Der Beschwerdeführer wehrt sich vorab gegen den Vorwurf der Verletzung der Schadenminderungspflicht. Die vorinstanzliche Annahme, er habe es unterlassen, sich einer nachhaltigen Psychopharmakotherapie zu unterziehen, sei willkürlich und verletze zudem Art. 21 Abs. 4 ATSG, da ihn die Beschwerdegegnerin nicht - im Rahmen des Mahn- und Bedenkzeitverfahrens - auf die Folgen der Weigerung, an einer zumutbaren Behandlung mitzuwirken, aufmerksam gemacht habe. Sodann hätten die Gutachter des medizinischen Begutachtungszentrums A.________ das Vorliegen psychosozialer oder invaliditätsfremder Faktoren ausgeschlossen; die Expertise insoweit nicht zu beachten, sei willkürlich. 
 
3.  
 
3.1. Ein Rentenanspruch kann grundsätzlich nicht entstehen, solange zumutbare therapeutische und andere schadenmindernde Vorkehren nicht ausgeschöpft werden. Solange durch eine tatsächlich realisierbare Veränderung der für die gesundheitliche Situation bedeutsamen Rahmenbedingungen eine wesentliche Verbesserung des (psychischen) Gesundheitszustandes und damit der dadurch eingeschränkten Arbeitsfähigkeit bewirkt werden kann, liegt kein invalidisierender Gesundheitsschaden im Sinne des Gesetzes vor (Urteil 9C_947/2012 vom 19. Juni 2013 E. 3.2.2 mit Hinweis). Mit ihrem ersten Argument gegen die Berücksichtigung einer psychisch bedingten Arbeitsunfähigkeit im Zeitraum von Oktober 2008 bis März 2012 wirft die Vorinstanz dem Beschwerdeführer eine Verletzung dieser im Grundsatz unbestrittenen Selbsteingliederungspflicht (vgl. SVR 2012 IV Nr. 25 S. 104, 9C_363/2011 E. 3.1) vor. Dabei stützt sie sich hauptsächlich auf den Bericht des Dr. med. H.________ vom 6. September 2010. Danach hatte eine antidepressive Behandlung mit Efexor zu ausgeprägten unerwünschten Nebenwirkungen (sehr starkes Schwitzen) geführt. Ein Wechsel zu Citalopram war aufgrund suboptimaler Compliance nur verzögert möglich, und der Versicherte setzte das Medikament nach dem Aufenthalt im Spital X.________ vom 17. bis 24. August 2010 (zur Einstellung des Diabetes mellitus) von sich aus ab.
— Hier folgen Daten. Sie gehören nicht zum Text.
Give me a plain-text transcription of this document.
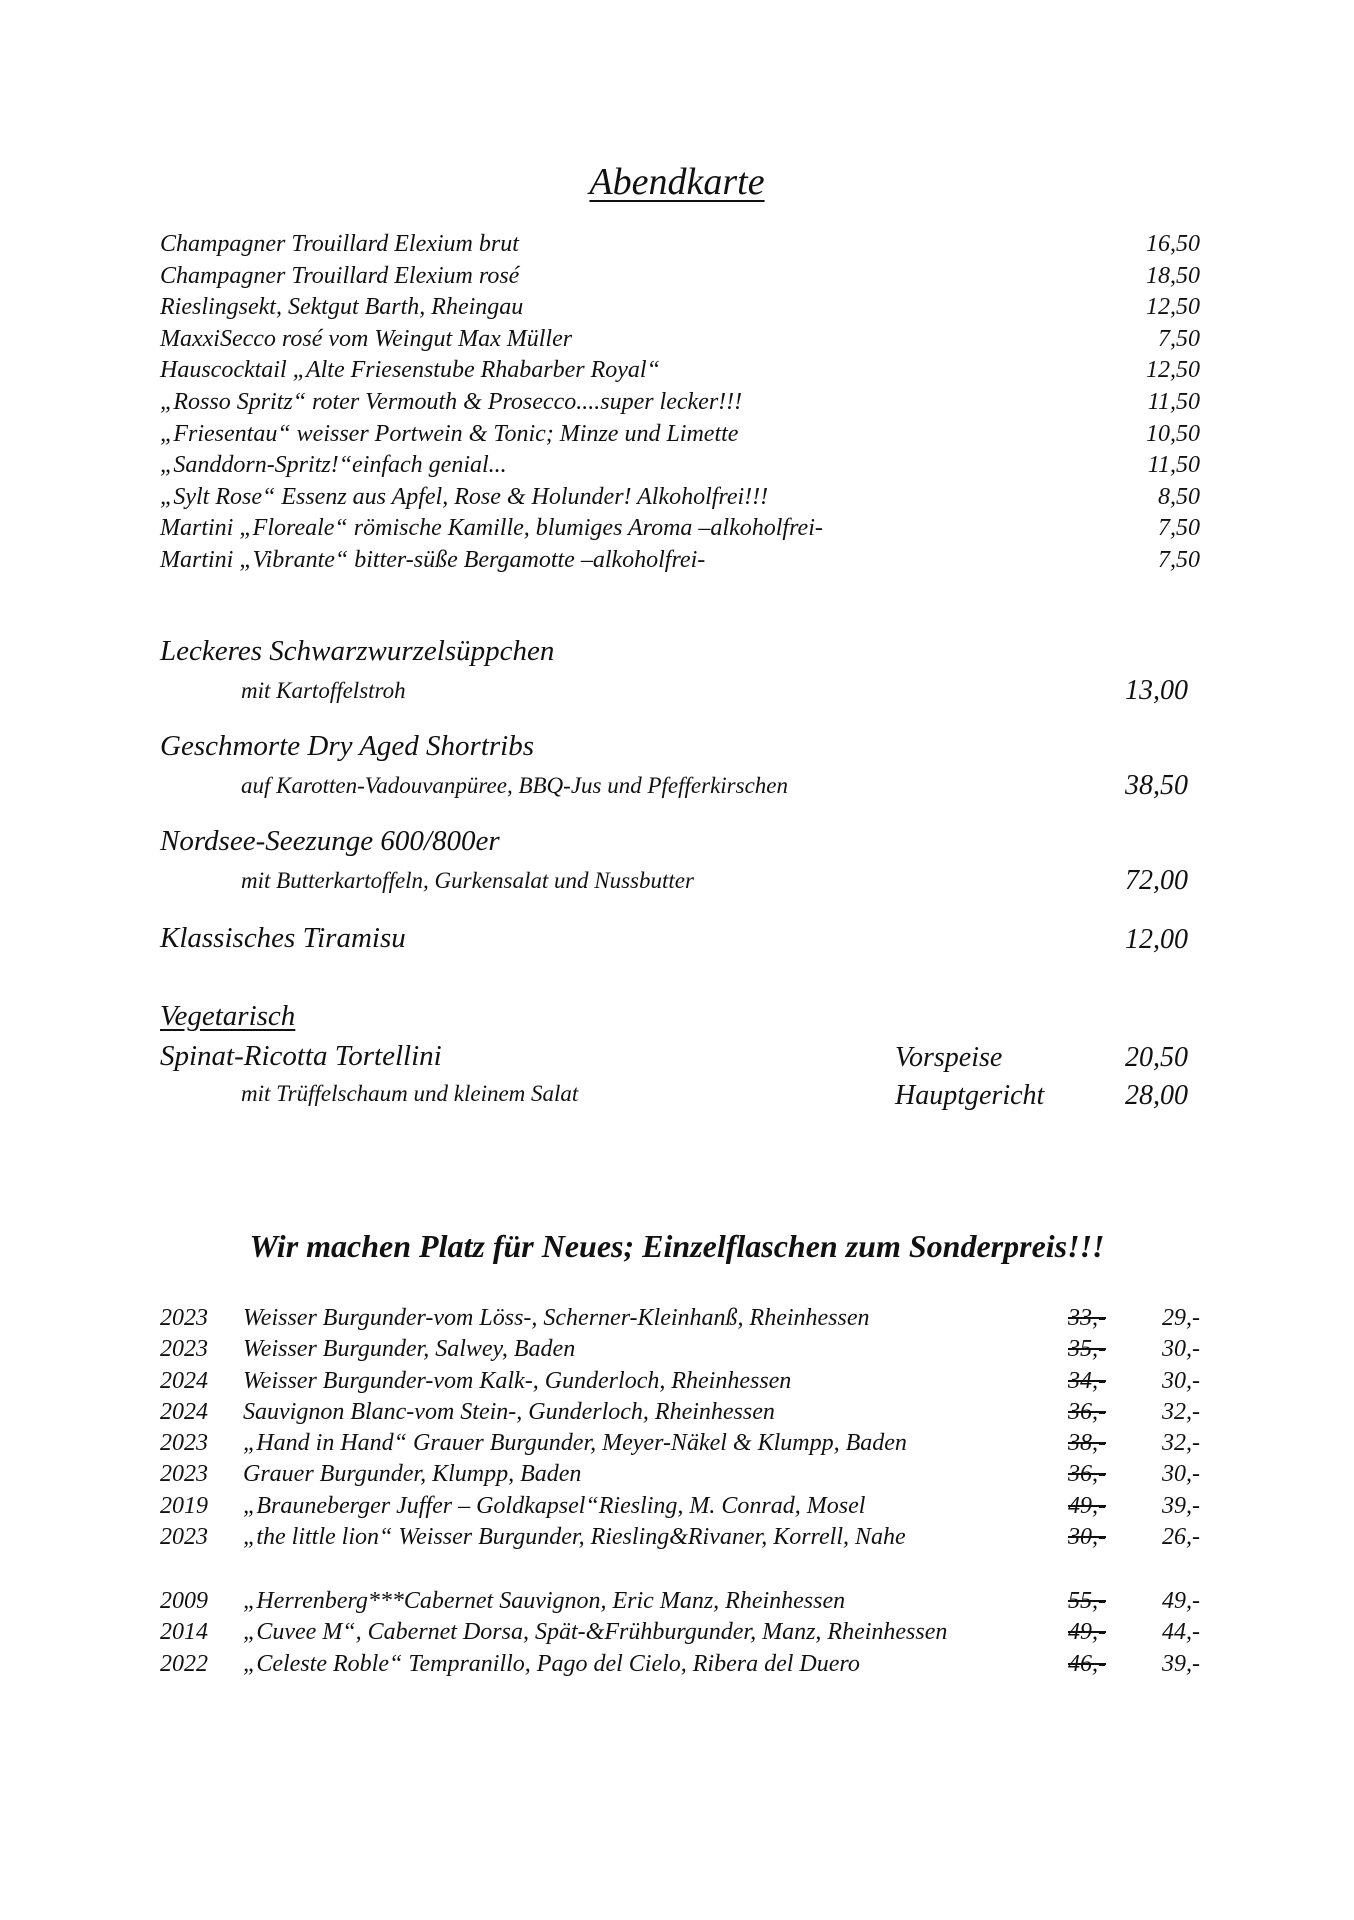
Abendkarte
Champagner Trouillard Elexium brut	16,50
Champagner Trouillard Elexium rosé	18,50
Rieslingsekt, Sektgut Barth, Rheingau	12,50
MaxxiSecco rosé vom Weingut Max Müller	7,50
Hauscocktail „Alte Friesenstube Rhabarber Royal“	12,50
„Rosso Spritz“ roter Vermouth & Prosecco....super lecker!!!	11,50
„Friesentau“ weisser Portwein & Tonic; Minze und Limette	10,50
„Sanddorn-Spritz!“einfach genial...	11,50
„Sylt Rose“ Essenz aus Apfel, Rose & Holunder! Alkoholfrei!!!	8,50
Martini „Floreale“ römische Kamille, blumiges Aroma –alkoholfrei-	7,50
Martini „Vibrante“ bitter-süße Bergamotte –alkoholfrei-	7,50
Leckeres Schwarzwurzelsüppchen
mit Kartoffelstroh	13,00
Geschmorte Dry Aged Shortribs
auf Karotten-Vadouvanpüree, BBQ-Jus und Pfefferkirschen	38,50
Nordsee-Seezunge 600/800er
mit Butterkartoffeln, Gurkensalat und Nussbutter	72,00
Klassisches Tiramisu	12,00
Vegetarisch
Spinat-Ricotta Tortellini
mit Trüffelschaum und kleinem Salat
Vorspeise	20,50
Hauptgericht	28,00
Wir machen Platz für Neues; Einzelflaschen zum Sonderpreis!!!
2023 Weisser Burgunder-vom Löss-, Scherner-Kleinhanß, Rheinhessen	33,- 29,-
2023 Weisser Burgunder, Salwey, Baden	35,- 30,-
2024 Weisser Burgunder-vom Kalk-, Gunderloch, Rheinhessen	34,- 30,-
2024 Sauvignon Blanc-vom Stein-, Gunderloch, Rheinhessen	36,- 32,-
2023 „Hand in Hand“ Grauer Burgunder, Meyer-Näkel & Klumpp, Baden	38,- 32,-
2023 Grauer Burgunder, Klumpp, Baden	36,- 30,-
2019 „Brauneberger Juffer – Goldkapsel“Riesling, M. Conrad, Mosel	49,- 39,-
2023 „the little lion“ Weisser Burgunder, Riesling&Rivaner, Korrell, Nahe	30,- 26,-
2009 „Herrenberg***Cabernet Sauvignon, Eric Manz, Rheinhessen	55,- 49,-
2014 „Cuvee M“, Cabernet Dorsa, Spät-&Frühburgunder, Manz, Rheinhessen	49,- 44,-
2022 „Celeste Roble“ Tempranillo, Pago del Cielo, Ribera del Duero	46,- 39,-
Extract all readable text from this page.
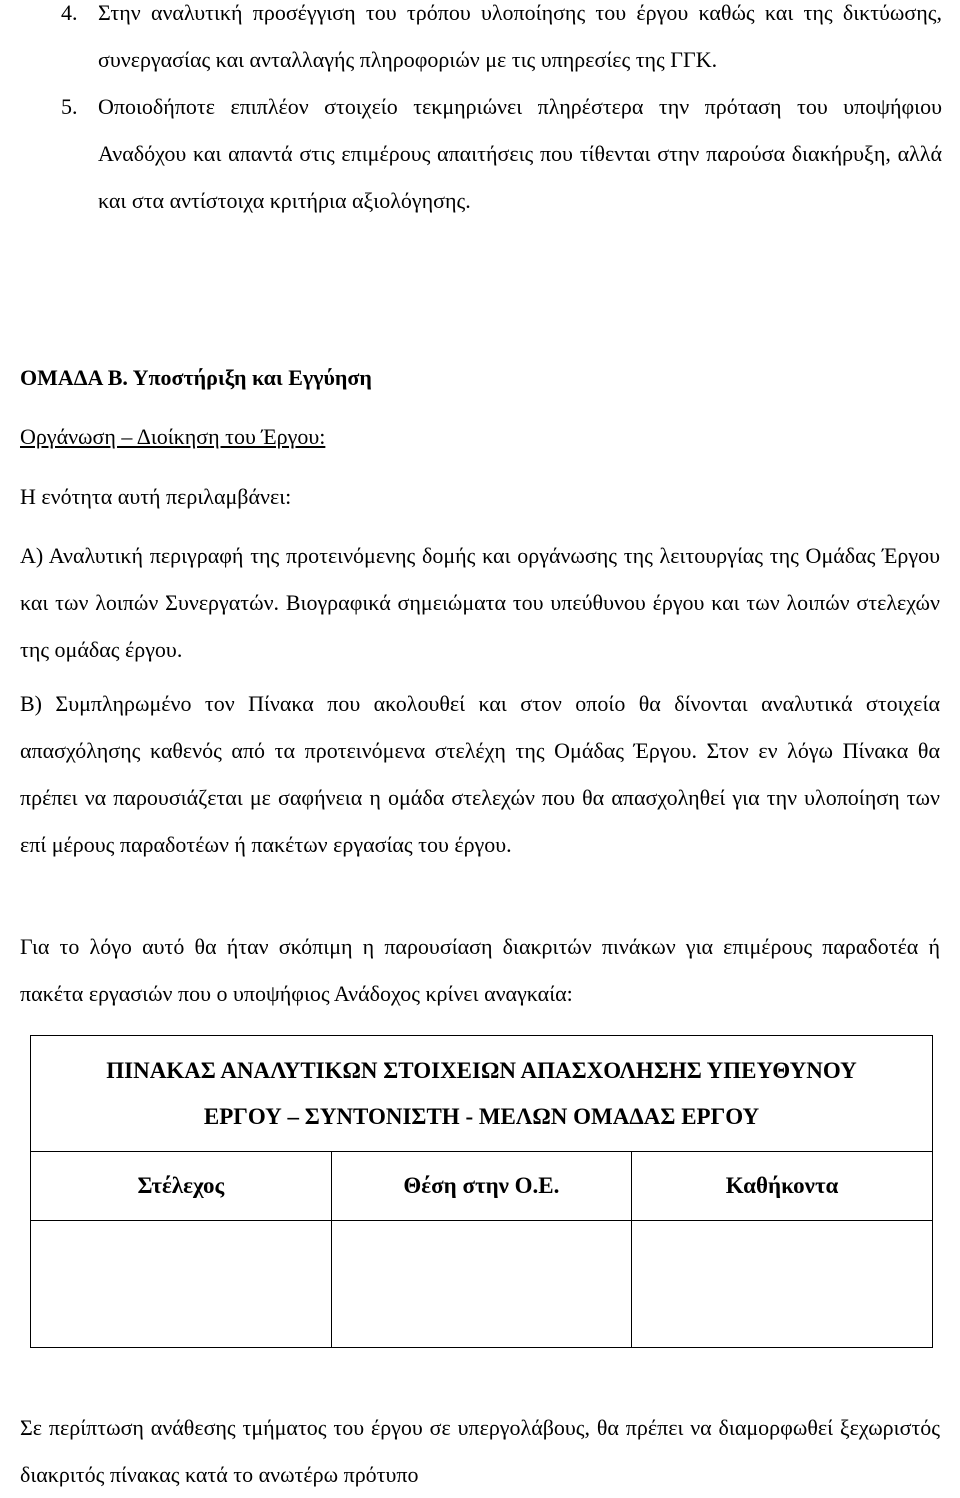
4. Στην αναλυτική προσέγγιση του τρόπου υλοποίησης του έργου καθώς και της δικτύωσης, συνεργασίας και ανταλλαγής πληροφοριών με τις υπηρεσίες της ΓΓΚ.
5. Οποιοδήποτε επιπλέον στοιχείο τεκμηριώνει πληρέστερα την πρόταση του υποψήφιου Αναδόχου και απαντά στις επιμέρους απαιτήσεις που τίθενται στην παρούσα διακήρυξη, αλλά και στα αντίστοιχα κριτήρια αξιολόγησης.
ΟΜΑΔΑ Β. Υποστήριξη και Εγγύηση
Οργάνωση – Διοίκηση του Έργου:
Η ενότητα αυτή περιλαμβάνει:
Α) Αναλυτική περιγραφή της προτεινόμενης δομής και οργάνωσης της λειτουργίας της Ομάδας Έργου και των λοιπών Συνεργατών. Βιογραφικά σημειώματα του υπεύθυνου έργου και των λοιπών στελεχών της ομάδας έργου.
Β) Συμπληρωμένο τον Πίνακα που ακολουθεί και στον οποίο θα δίνονται αναλυτικά στοιχεία απασχόλησης καθενός από τα προτεινόμενα στελέχη της Ομάδας Έργου. Στον εν λόγω Πίνακα θα πρέπει να παρουσιάζεται με σαφήνεια η ομάδα στελεχών που θα απασχοληθεί για την υλοποίηση των επί μέρους παραδοτέων ή πακέτων εργασίας του έργου.
Για το λόγο αυτό θα ήταν σκόπιμη η παρουσίαση διακριτών πινάκων για επιμέρους παραδοτέα ή πακέτα εργασιών που ο υποψήφιος Ανάδοχος κρίνει αναγκαία:
ΠΙΝΑΚΑΣ ΑΝΑΛΥΤΙΚΩΝ ΣΤΟΙΧΕΙΩΝ ΑΠΑΣΧΟΛΗΣΗΣ ΥΠΕΥΘΥΝΟΥ
ΕΡΓΟΥ – ΣΥΝΤΟΝΙΣΤΗ - ΜΕΛΩΝ ΟΜΑΔΑΣ ΕΡΓΟΥ		

Στέλεχος	Θέση στην Ο.Ε.	Καθήκοντα

Σε περίπτωση ανάθεσης τμήματος του έργου σε υπεργολάβους, θα πρέπει να διαμορφωθεί ξεχωριστός διακριτός πίνακας κατά το ανωτέρω πρότυπο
Anlässlich der letzten Konsultation am 31. August 2010 äusserte er sich dahingehend, angesichts verminderter Schmerzen und subjektiv psychischer Beschwerdefreiheit wieder Arbeit zu suchen.  
 
3.2. Mit Bezug auf Efexor kann bereits aufgrund der vom behandelnden Arzt als ausgeprägt bezeichneten Nebenwirkungen nicht von einer Verletzung der Selbsteingliederungspflicht gesprochen werden. Diese kann grundsätzlich nicht weiter gehen, als den ärztlichen Anordnungen im zumutbaren Rahmen nachzukommen. Dr. med. H.________ machte keine Angaben dazu, in welchem Zeitraum er Efexor abgegeben hatte. Im Bericht des Spitals Y.________ vom 14. April 2010 war Efexor unter bisherige und aktuelle Medikamente aufgeführt worden. Citalopram musste daher später verordnet worden sein. Das Absetzen dieses Medikamentes durch den Beschwerdeführer erfolgte nach dem Aufenthalt im Spital X.________ vom 17. bis 24. August 2010. Die sorgfältige Einstellung der Diabetesbehandlung im Rahmen dieser Hospitalisation hatte sich auch positiv auf die (subjektive) psychische Verfassung ausgewirkt, wie Dr. med. H.________ in seinem Bericht vom 6. September 2010 festhielt. Am 17. Januar 2011 begab sich der Versicherte indessen erneut in psychotherapeutische Behandlung (bei Dr. med. B.________). Aus dessen Bericht vom 22. Juni 2011 ergeben sich keine Hinweise auf eine ungenügende Compliance in Bezug auf die Einnahme der verordneten Medikamente. Zu erwähnen ist, dass im Bericht des Spitals Z.________ vom 9. Februar 2011 Citalopram unter Medikamente bei Eintritt aufgeführt wurde.  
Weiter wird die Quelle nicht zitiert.